We are midway through the Easter Season. If you are following the daily readings for the Eucharist, you will notice that we are also midway through the Acts of the Apostles. St. Luke's attention in this book of the Christian Scriptures now shifts to the preaching and missionary efforts of St. Paul. Today's passage clearly indicates that while St. Paul is known as the Apostle to the Gentiles, he began as Jesus and the other disciples did; namely, preaching to the children of Abraham. Several times in his own writings, St. Paul indicates that he had hoped that the fact that many Gentiles were converted to Christianity would be an incentive to the Jews to do so as well. While many did in fact come to believe, there remained those who simply could not accept that Jesus was the Messiah for whom they had been waiting.

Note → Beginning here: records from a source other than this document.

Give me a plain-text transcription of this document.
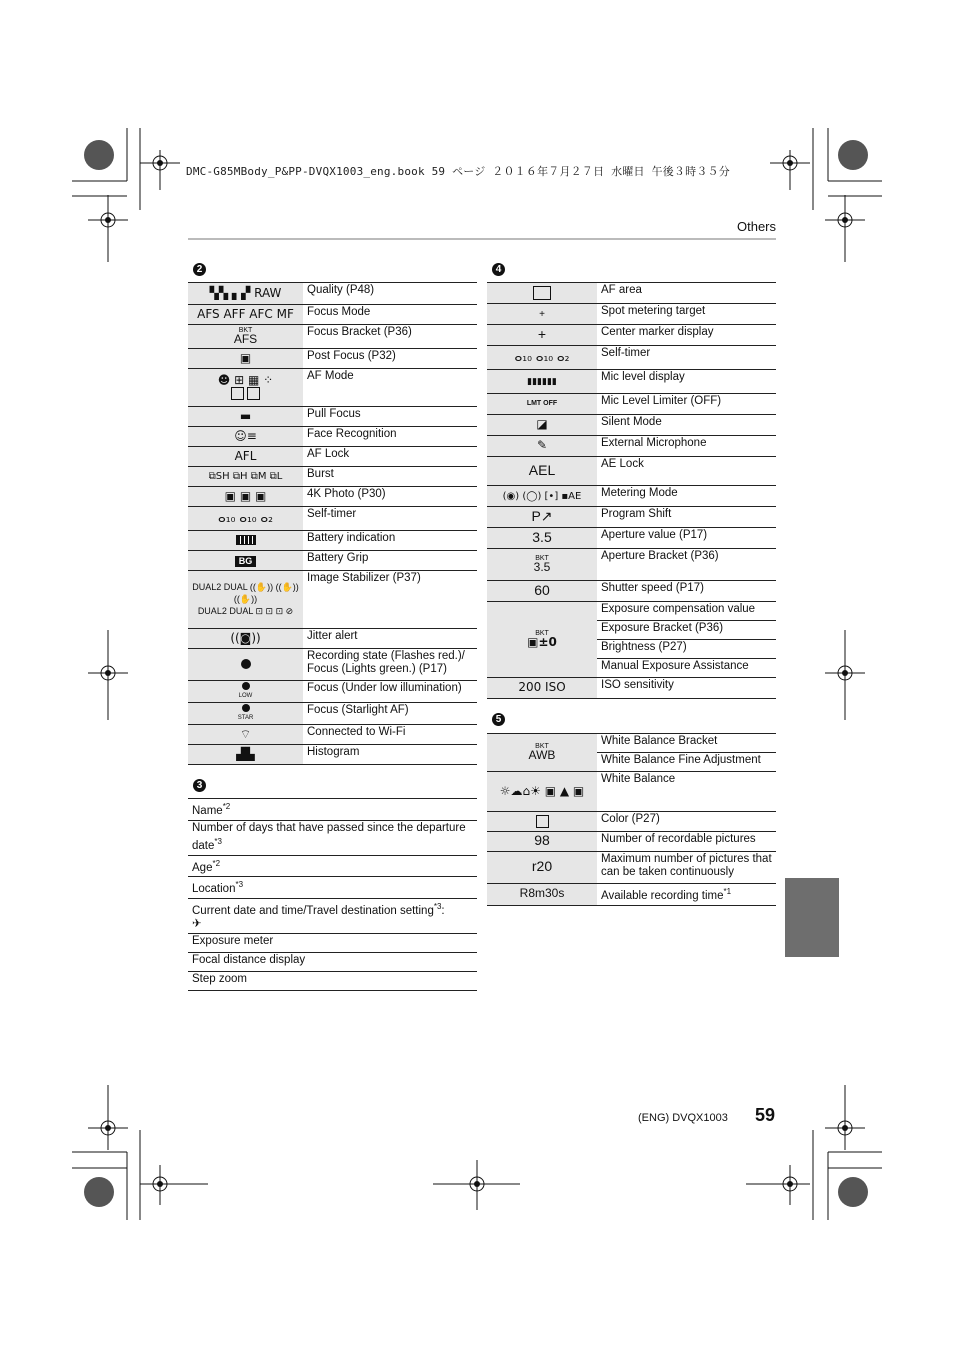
DMC-G85MBody_P&PP-DVQX1003_eng.book 59 ページ ２０１６年７月２７日 水曜日 午後３時３５分
Others
2
▚▚ ▖▞ RAW	Quality (P48)
AFS AFF AFC MF	Focus Mode

BKT
AFS	Focus Bracket (P36)
▣	Post Focus (P32)
☻ ⊞ ▦ ⁘	AF Mode
▬	Pull Focus
☺≡	Face Recognition
AFL	AF Lock
⧉SH ⧉H ⧉M ⧉L	Burst
▣ ▣ ▣	4K Photo (P30)
ⴰ₁₀ ⴰ₁₀ ⴰ₂	Self-timer
	Battery indication
BG	Battery Grip
DUAL2 DUAL ((✋)) ((✋)) ((✋))
DUAL2 DUAL ⊡ ⊡ ⊡ ⊘	Image Stabilizer (P37)
((◙))	Jitter alert
	Recording state (Flashes red.)/ Focus (Lights green.) (P17)

LOW	Focus (Under low illumination)

STAR	Focus (Starlight AF)
⌔	Connected to Wi-Fi
▟▙	Histogram
3
Name$^{*2}$
Number of days that have passed since the departure date$^{*3}$
Age$^{*2}$
Location$^{*3}$
Current date and time/Travel destination setting$^{*3}$:
✈
Exposure meter
Focal distance display
Step zoom
4
	AF area
+	Spot metering target
+	Center marker display
ⴰ₁₀ ⴰ₁₀ ⴰ₂	Self-timer
▮▮▮▮▮▮	Mic level display
LMT OFF	Mic Level Limiter (OFF)
◪	Silent Mode
✎	External Microphone
AEL	AE Lock
(◉) (◯) [•] ▪AE	Metering Mode
P↗	Program Shift
3.5	Aperture value (P17)

BKT
3.5	Aperture Bracket (P36)
60	Shutter speed (P17)

BKT
▣±0	Exposure compensation value
	Exposure Bracket (P36)
	Brightness (P27)
	Manual Exposure Assistance
200 ISO	ISO sensitivity
5
BKT
AWB	White Balance Bracket
	White Balance Fine Adjustment
☼☁⌂☀ ▣ ▲ ▣	White Balance
	Color (P27)
98	Number of recordable pictures
r20	Maximum number of pictures that can be taken continuously
R8m30s	Available recording time$^{*1}$
(ENG) DVQX1003 59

This reminds us that while faith is a gift, we must be willing to cooperate with the gift-giver. The Gospels record that even the disciples of Jesus struggled to accept the message that Jesus preached. In many ways they were being asked to accept a completely different way of thinking about God's promises. Accepting Jesus meant that they had to abandon much of their history and their heritage, even the rituals of their Temple. Those of us who have lived through the many changes that were initiated by Vatican II will remember the great resistance to change that many in the Church found very difficult, indeed, still find difficult. If these changes, which were not as dramatic as the Jews were asked to make, were difficult, think of how difficult it must have been for the Jews to accept the notion that this lowly carpenter from Nazareth was the fulfillment of all they had been promised.

Change is never easy. Yet this is exactly what the Gospel is all about – conversion, change. Just as every human being physically changes, perhaps imperceptibly, every day of our lives, our spiritual lives must also change as well. This is precisely why we pore over the Scriptures year after year, each time discovering new insights and our own growing edge.